Geen sport boomt als padel: ‘Er is een bloeiend competitieleven in België’
Gewezen profspeelster An-Sophie Mestach ruilde tennis voor padel. ‘Het moeilijkste? Leren omgaan met het glas.’
Mondkapjes en aperitieven via Zoom zijn we bijna alweer vergeten, maar het coronafenomeen padel is wél overeind gebleven. Geen enkele sport boomt zo explosief. In 2017 waren 3137 Vlamingen lid van een padelclub. Vandaag zijn het er 86.178, en dan hebben we het alleen over recreanten die officiële competities spelen. De 86 padelveldjes in 2017 vallen in het niet bij de 1650 terreinen vandaag. En er zijn er nog een hoop in aanbouw: ondernemer Marc Coucke pompt via zijn investeringsmaatschappij Alychlo geld in de ontluikende sport.
Naast de razende hype bij de recreanten ontstaat er stilaan ook een profcircuit.
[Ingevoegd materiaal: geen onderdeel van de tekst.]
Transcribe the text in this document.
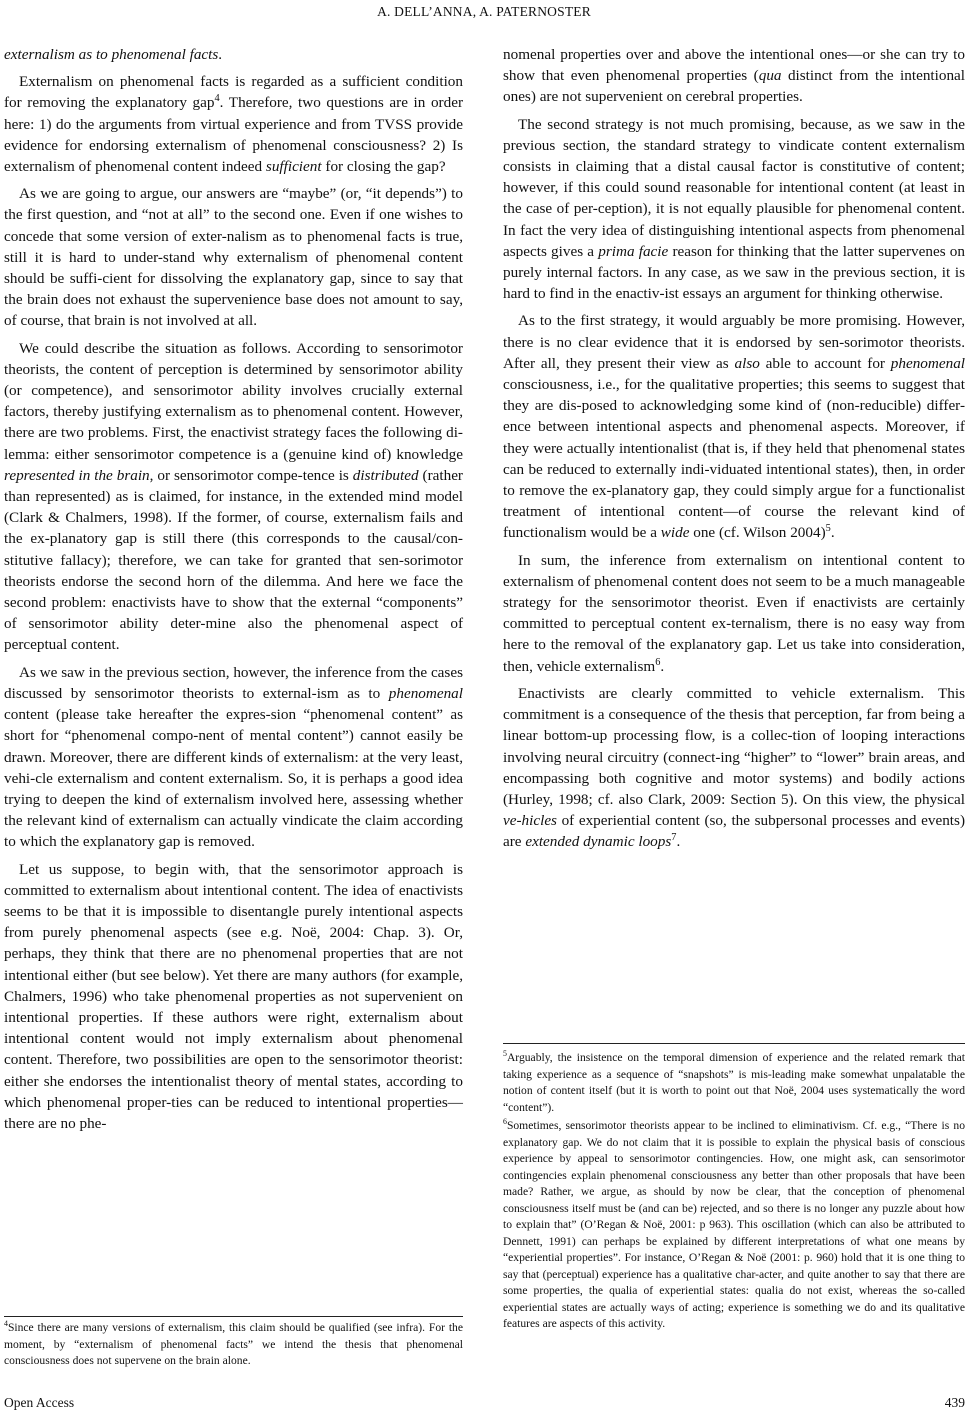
A. DELL’ANNA, A. PATERNOSTER

externalism as to phenomenal facts.

Externalism on phenomenal facts is regarded as a sufficient condition for removing the explanatory gap$^4$. Therefore, two questions are in order here: 1) do the arguments from virtual experience and from TVSS provide evidence for endorsing externalism of phenomenal consciousness? 2) Is externalism of phenomenal content indeed sufficient for closing the gap?

As we are going to argue, our answers are “maybe” (or, “it depends”) to the first question, and “not at all” to the second one. Even if one wishes to concede that some version of exter-nalism as to phenomenal facts is true, still it is hard to under-stand why externalism of phenomenal content should be suffi-cient for dissolving the explanatory gap, since to say that the brain does not exhaust the supervenience base does not amount to say, of course, that brain is not involved at all.

We could describe the situation as follows. According to sensorimotor theorists, the content of perception is determined by sensorimotor ability (or competence), and sensorimotor ability involves crucially external factors, thereby justifying externalism as to phenomenal content. However, there are two problems. First, the enactivist strategy faces the following di-lemma: either sensorimotor competence is a (genuine kind of) knowledge represented in the brain, or sensorimotor compe-tence is distributed (rather than represented) as is claimed, for instance, in the extended mind model (Clark & Chalmers, 1998). If the former, of course, externalism fails and the ex-planatory gap is still there (this corresponds to the causal/con-stitutive fallacy); therefore, we can take for granted that sen-sorimotor theorists endorse the second horn of the dilemma. And here we face the second problem: enactivists have to show that the external “components” of sensorimotor ability deter-mine also the phenomenal aspect of perceptual content.

As we saw in the previous section, however, the inference from the cases discussed by sensorimotor theorists to external-ism as to phenomenal content (please take hereafter the expres-sion “phenomenal content” as short for “phenomenal compo-nent of mental content”) cannot easily be drawn. Moreover, there are different kinds of externalism: at the very least, vehi-cle externalism and content externalism. So, it is perhaps a good idea trying to deepen the kind of externalism involved here, assessing whether the relevant kind of externalism can actually vindicate the claim according to which the explanatory gap is removed.

Let us suppose, to begin with, that the sensorimotor approach is committed to externalism about intentional content. The idea of enactivists seems to be that it is impossible to disentangle purely intentional aspects from purely phenomenal aspects (see e.g. Noë, 2004: Chap. 3). Or, perhaps, they think that there are no phenomenal properties that are not intentional either (but see below). Yet there are many authors (for example, Chalmers, 1996) who take phenomenal properties as not supervenient on intentional properties. If these authors were right, externalism about intentional content would not imply externalism about phenomenal content. Therefore, two possibilities are open to the sensorimotor theorist: either she endorses the intentionalist theory of mental states, according to which phenomenal proper-ties can be reduced to intentional properties—there are no phe-

nomenal properties over and above the intentional ones—or she can try to show that even phenomenal properties (qua distinct from the intentional ones) are not supervenient on cerebral properties.

The second strategy is not much promising, because, as we saw in the previous section, the standard strategy to vindicate content externalism consists in claiming that a distal causal factor is constitutive of content; however, if this could sound reasonable for intentional content (at least in the case of per-ception), it is not equally plausible for phenomenal content. In fact the very idea of distinguishing intentional aspects from phenomenal aspects gives a prima facie reason for thinking that the latter supervenes on purely internal factors. In any case, as we saw in the previous section, it is hard to find in the enactiv-ist essays an argument for thinking otherwise.

As to the first strategy, it would arguably be more promising. However, there is no clear evidence that it is endorsed by sen-sorimotor theorists. After all, they present their view as also able to account for phenomenal consciousness, i.e., for the qualitative properties; this seems to suggest that they are dis-posed to acknowledging some kind of (non-reducible) differ-ence between intentional aspects and phenomenal aspects. Moreover, if they were actually intentionalist (that is, if they held that phenomenal states can be reduced to externally indi-viduated intentional states), then, in order to remove the ex-planatory gap, they could simply argue for a functionalist treatment of intentional content—of course the relevant kind of functionalism would be a wide one (cf. Wilson 2004)$^5$.

In sum, the inference from externalism on intentional content to externalism of phenomenal content does not seem to be a much manageable strategy for the sensorimotor theorist. Even if enactivists are certainly committed to perceptual content ex-ternalism, there is no easy way from here to the removal of the explanatory gap. Let us take into consideration, then, vehicle externalism$^6$.

Enactivists are clearly committed to vehicle externalism. This commitment is a consequence of the thesis that perception, far from being a linear bottom-up processing flow, is a collec-tion of looping interactions involving neural circuitry (connect-ing “higher” to “lower” brain areas, and encompassing both cognitive and motor systems) and bodily actions (Hurley, 1998; cf. also Clark, 2009: Section 5). On this view, the physical ve-hicles of experiential content (so, the subpersonal processes and events) are extended dynamic loops$^7$.

$^4$Since there are many versions of externalism, this claim should be qualified (see infra). For the moment, by “externalism of phenomenal facts” we intend the thesis that phenomenal consciousness does not supervene on the brain alone.

$^5$Arguably, the insistence on the temporal dimension of experience and the related remark that taking experience as a sequence of “snapshots” is mis-leading make somewhat unpalatable the notion of content itself (but it is worth to point out that Noë, 2004 uses systematically the word “content”).

$^6$Sometimes, sensorimotor theorists appear to be inclined to eliminativism. Cf. e.g., “There is no explanatory gap. We do not claim that it is possible to explain the physical basis of conscious experience by appeal to sensorimotor contingencies. How, one might ask, can sensorimotor contingencies explain phenomenal consciousness any better than other proposals that have been made? Rather, we argue, as should by now be clear, that the conception of phenomenal consciousness itself must be (and can be) rejected, and so there is no longer any puzzle about how to explain that” (O’Regan & Noë, 2001: p 963). This oscillation (which can also be attributed to Dennett, 1991) can perhaps be explained by different interpretations of what one means by “experiential properties”. For instance, O’Regan & Noë (2001: p. 960) hold that it is one thing to say that (perceptual) experience has a qualitative char-acter, and quite another to say that there are some properties, the qualia of experiential states: qualia do not exist, whereas the so-called experiential states are actually ways of acting; experience is something we do and its qualitative features are aspects of this activity.

Open Access	439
Van 26 tot 30 april vindt in Tour & Taxis de tweede Brussels Padel Open plaats. Brussel is een Open 1000-toernooi, de categorie net onder de zes grote Masters-toernooien. De organisatie mikt op 50.000 toeschouwers, gespreid over vijf wedstrijddagen. Een van de Belgische deelnemers om naar uit te kijken is An-Sophie Mestach. De Antwerpse was een grote belofte in het tennis – in 2011 won ze de Australian Open bij de junioren. De grote doorbraak bleef uit en in 2019 hing Mestach haar racket aan de wilgen. Een jaar later ontdekte ze padel.
‘Het was zeker geen liefde op het eerste gezicht’, vertelt ze. ‘Voor iemand die gewend is te tennissen, kan een padelveld klein en beperkend voelen. Maar mijn man was er meteen weg van. Hij is volleyballer en had nog nooit een racketsport gedaan. In padel krijg je snel het gevoel dat je meekunt: het is een laagdrempelige, sociale sport. Bij mij duurde het langer om er plezier in te krijgen, maar nu ben ik helemaal verkocht.’
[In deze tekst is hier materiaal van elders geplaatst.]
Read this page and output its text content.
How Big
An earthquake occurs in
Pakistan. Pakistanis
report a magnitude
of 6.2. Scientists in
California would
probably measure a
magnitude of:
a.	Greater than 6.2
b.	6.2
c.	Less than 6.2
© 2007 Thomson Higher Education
In padel krijg je snel het gevoel dat je meekunt: het is een laagdrempelige, sociale sport.
Is het een fundamenteel andere sport dan tennis?
An-Sophie Mestach: Tennis is qua techniek moeilijker om onder de knie te krijgen. Het is fysiek ook zwaarder, al moet je een padelmatch op topniveau zeker niet onderschatten. Ex-tennissers hebben het ook vaak lastig om te leren omgaan met de glazen wand rond het veld.
Het is een laagdrempelige sport, maar hoe word je goed? Waar maken de toppers het verschil?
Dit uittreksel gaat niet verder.